After all this delightful setup, the film then breaks down into three different parts, presumably for budget reasons (the three groups don’t meet up again until right at the end). We have the kids first – the Sheriff’s daughter, Nicholls’ son, and their schoolmates, off on a camping trip to a different lake with a different beach. I need to relate this bit as it’s so brain-buggeringly stupid – the bus driver, possibly in the film to remind us of the first one’s Oliver Platt, is a bit of a rubbish pervert, watching a woman in her underwear gyrate via his phone while driving. After almost crashing, he puts the phone away…for about a minute, then just goes back to the least erotic erotica, completely missing his turn and driving through the accidentally opened gate into the realm of the crocodiles. Now, I can just about believe he missed it. Whatever. But no-one went “hey, driver, why did we go through that gate that said NO ENTRY?” As a method to deliver the cannon fodder to the scene of their death, it’s pretty lame.
We then get the poachers, the least of the three parts. Robert Englund and his pals are hunting crocs for some reason, and are absolutely the worst shots in the world. They inevitably get attacked by a big ‘un, and while it pauses for a few seconds they all shoot at it from maybe 20 feet away. Do any of them hit? Do they heck! But this incompetence is not just limited to the humans, as we get a croc POV shot. The croc kills someone, but is seen to move past one of the hunters to get one further away. Did the first guy smell bad?
The grownups have all sorts to do – try and calm down the locals, unconvincingly flirt (Nicholls and Rohm, for two such attractive people, have zero onscreen chemistry, and Nicholls is maybe the weirdest kisser I’ve ever seen on camera) and eventually go back to the lake to look for their missing children. The three storylines eventually merge again, and the only thing left to wonder about is who’s going to die before the final wisecrack is issued over the final corpse of the final croc (apart, of course, from the one who appears right at the end, as they always do in films like this, just to let everyone know this series will go on as long as there are people willing to pay to see it).
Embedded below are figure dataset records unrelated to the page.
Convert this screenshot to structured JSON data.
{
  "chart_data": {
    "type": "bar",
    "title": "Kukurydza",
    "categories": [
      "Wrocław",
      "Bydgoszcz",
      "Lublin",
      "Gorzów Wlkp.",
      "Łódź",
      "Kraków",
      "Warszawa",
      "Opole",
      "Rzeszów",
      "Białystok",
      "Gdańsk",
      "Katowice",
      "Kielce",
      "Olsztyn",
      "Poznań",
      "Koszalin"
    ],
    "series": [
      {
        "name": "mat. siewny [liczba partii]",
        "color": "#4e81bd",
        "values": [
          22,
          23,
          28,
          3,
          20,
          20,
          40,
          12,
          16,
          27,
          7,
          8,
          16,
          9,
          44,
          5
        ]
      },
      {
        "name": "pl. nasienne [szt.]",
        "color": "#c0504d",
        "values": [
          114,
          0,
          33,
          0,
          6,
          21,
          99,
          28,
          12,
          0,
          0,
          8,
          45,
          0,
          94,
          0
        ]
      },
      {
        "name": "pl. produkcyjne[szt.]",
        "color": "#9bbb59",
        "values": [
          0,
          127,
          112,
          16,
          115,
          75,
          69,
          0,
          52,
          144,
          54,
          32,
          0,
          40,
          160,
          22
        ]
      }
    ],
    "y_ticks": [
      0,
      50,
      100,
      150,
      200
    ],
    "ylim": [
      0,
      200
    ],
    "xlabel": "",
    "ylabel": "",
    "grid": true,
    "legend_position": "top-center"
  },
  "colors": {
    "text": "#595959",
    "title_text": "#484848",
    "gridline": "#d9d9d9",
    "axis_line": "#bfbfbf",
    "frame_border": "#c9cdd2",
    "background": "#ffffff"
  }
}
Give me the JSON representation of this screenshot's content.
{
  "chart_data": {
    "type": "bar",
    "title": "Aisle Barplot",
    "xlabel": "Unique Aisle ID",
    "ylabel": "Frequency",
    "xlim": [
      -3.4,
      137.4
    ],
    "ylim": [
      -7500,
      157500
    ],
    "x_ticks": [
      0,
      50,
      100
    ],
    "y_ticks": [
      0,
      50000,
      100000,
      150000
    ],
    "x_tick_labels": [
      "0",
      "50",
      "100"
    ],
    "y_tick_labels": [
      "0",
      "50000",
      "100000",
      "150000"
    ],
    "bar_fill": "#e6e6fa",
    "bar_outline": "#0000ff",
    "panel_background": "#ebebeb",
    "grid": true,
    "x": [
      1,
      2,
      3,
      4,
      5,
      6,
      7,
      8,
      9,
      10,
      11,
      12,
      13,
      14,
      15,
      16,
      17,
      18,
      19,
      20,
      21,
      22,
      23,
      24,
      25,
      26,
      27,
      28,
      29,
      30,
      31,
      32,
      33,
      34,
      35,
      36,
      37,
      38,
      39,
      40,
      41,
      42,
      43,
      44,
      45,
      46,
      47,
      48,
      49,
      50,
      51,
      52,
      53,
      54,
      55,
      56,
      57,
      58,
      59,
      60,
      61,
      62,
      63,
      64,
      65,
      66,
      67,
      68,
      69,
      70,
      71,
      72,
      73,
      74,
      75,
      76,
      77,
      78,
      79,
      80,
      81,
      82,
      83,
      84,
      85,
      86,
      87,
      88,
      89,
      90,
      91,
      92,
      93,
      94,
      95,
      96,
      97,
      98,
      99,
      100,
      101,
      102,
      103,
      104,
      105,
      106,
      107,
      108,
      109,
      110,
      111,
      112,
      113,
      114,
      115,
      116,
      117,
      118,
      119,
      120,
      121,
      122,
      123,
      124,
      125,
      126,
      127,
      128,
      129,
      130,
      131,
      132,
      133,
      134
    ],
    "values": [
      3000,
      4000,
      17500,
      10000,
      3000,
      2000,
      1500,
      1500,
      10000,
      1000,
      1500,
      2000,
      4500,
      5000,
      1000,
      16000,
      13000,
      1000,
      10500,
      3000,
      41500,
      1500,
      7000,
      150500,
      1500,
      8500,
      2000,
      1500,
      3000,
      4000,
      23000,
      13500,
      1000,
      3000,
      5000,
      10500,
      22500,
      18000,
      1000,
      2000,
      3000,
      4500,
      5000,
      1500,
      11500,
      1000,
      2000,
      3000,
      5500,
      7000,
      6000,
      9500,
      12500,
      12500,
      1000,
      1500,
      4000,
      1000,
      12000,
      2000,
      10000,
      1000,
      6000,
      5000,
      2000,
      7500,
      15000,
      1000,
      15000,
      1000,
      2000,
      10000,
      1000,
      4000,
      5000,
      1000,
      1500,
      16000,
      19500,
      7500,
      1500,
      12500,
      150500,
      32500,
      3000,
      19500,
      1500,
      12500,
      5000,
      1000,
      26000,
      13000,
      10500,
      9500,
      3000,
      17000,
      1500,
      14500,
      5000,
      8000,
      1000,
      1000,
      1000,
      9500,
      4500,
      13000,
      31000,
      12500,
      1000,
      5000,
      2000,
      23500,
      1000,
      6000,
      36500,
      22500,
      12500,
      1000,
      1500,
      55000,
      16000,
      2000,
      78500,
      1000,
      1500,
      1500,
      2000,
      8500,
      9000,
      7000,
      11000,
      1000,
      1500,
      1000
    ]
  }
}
The bit in the middle, where the humans are trying to avoid the crocodiles, is just boring. The CGI animals have no weight to them, and can neither be heard nor seen til its too late, robbing every scene of any drama or tension. The film itself doesn’t seem that bothered, with continuity errors aplenty and one scene where our heroes are rescued by a boat and a harpoon gun, manned by three people we’ve never seen before and don’t see again (I can only guess they’re stunt doubles who they were expecting would be further away from the camera). Yancy Butler makes a reference to “Lake Placid”, despite the fact none of the films in the series are actually set on Lake Placid, it was just a cool title for the first one. Someone is eaten by piranhas at one point, it would seem, despite…you get the idea. Two of the main cast (Nicholls and Caroline Ford) are English, but speak with American accents, despite there being another character with an English accent in the film.
It’s not all bad, though. Despite my monster-sized Rohm crush, most of the eye candy in this film is of the male variety, a refreshing change. Actually, looking back through my notes, that’s pretty much the only positive I can find. Plenty of acting talent wasted (including Caroline Ford, one of the teenagers, who did a lot with the little she was given) on what I now hope is the end of the series.